A new working paper by MIT researchers focuses on whether human work, including vision tasks, are worth replacing with AI computer vision, reports Jeremy Hsu for New Scientist. “There are lots of tasks that you can imagine AI applying to, but actually cost-wise you just wouldn’t want to do it,” says Research Scientist Neil Thompson, director of the FutureTech Research Project at CSAIL.

The Boston Globe

Researchers at MIT have released a new working paper that aims to quantify the severity and speed with which AI systems could replace human workers, reports Hiawatha Bray for The Boston Globe. The paper concluded that “it’s not enough for AI systems to be good at tasks not performed by people,” explains Bray. “The system must be good enough to justify the cost of installing it and redesigning the way a job is done.”

Forbes

A new working paper by MIT researchers predicts “only 23% of wages linked to vision-related tasks could be feasibly cost-effectively replaced by AI,” reports Gil Press for Forbes.

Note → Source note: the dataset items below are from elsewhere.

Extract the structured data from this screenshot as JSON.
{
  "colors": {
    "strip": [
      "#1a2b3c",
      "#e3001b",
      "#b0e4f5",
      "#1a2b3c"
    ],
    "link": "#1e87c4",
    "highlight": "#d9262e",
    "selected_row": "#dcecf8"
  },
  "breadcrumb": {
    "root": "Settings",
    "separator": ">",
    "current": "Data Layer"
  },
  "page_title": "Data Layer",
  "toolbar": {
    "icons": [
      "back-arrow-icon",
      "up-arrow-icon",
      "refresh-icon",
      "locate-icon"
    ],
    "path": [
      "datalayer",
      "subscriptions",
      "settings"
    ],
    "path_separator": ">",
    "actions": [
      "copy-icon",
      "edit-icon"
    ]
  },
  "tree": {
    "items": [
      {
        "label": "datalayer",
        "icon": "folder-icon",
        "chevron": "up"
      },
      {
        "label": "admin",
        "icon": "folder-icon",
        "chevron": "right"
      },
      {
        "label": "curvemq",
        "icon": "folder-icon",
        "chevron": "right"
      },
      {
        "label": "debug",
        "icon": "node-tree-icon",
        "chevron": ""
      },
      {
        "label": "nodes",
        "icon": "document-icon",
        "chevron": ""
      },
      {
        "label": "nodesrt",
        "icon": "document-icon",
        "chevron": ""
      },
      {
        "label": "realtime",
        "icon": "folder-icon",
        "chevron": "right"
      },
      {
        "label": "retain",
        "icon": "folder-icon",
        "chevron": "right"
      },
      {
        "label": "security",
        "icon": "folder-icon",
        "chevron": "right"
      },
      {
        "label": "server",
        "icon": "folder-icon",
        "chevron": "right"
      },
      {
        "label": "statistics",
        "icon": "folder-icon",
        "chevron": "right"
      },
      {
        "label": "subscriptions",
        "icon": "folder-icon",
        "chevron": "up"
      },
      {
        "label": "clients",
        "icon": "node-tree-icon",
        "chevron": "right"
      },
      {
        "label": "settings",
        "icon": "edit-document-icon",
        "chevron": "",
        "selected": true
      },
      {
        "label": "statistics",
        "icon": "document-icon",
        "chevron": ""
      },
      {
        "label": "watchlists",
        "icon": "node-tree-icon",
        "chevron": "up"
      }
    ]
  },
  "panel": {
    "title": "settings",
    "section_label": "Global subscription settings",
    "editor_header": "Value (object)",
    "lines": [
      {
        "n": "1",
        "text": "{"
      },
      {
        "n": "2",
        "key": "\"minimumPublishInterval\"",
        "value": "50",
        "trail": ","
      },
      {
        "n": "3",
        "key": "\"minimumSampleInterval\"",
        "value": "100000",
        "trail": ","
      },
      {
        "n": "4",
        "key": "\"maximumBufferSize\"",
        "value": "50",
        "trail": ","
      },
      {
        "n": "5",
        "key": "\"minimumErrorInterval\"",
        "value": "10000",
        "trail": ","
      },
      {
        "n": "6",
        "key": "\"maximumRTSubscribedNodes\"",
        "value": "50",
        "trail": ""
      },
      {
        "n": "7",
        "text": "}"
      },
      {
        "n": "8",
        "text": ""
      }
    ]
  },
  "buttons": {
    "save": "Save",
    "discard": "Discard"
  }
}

The researchers “argue that their findings apply also to generative AI or the automation of language-related tasks,” writes Press.

Wired

Writing for Wired, Institute Prof. Daron Acemoglu predicts that expectations for generative AI will need to recalibrated during the year ahead. Acemoglu notes that he believes in 2024, “generative AI will have been adopted by many companies, but it will prove to be just ‘so-so automation’ of the type that displaces workers but fails to deliver huge productivity improvements.”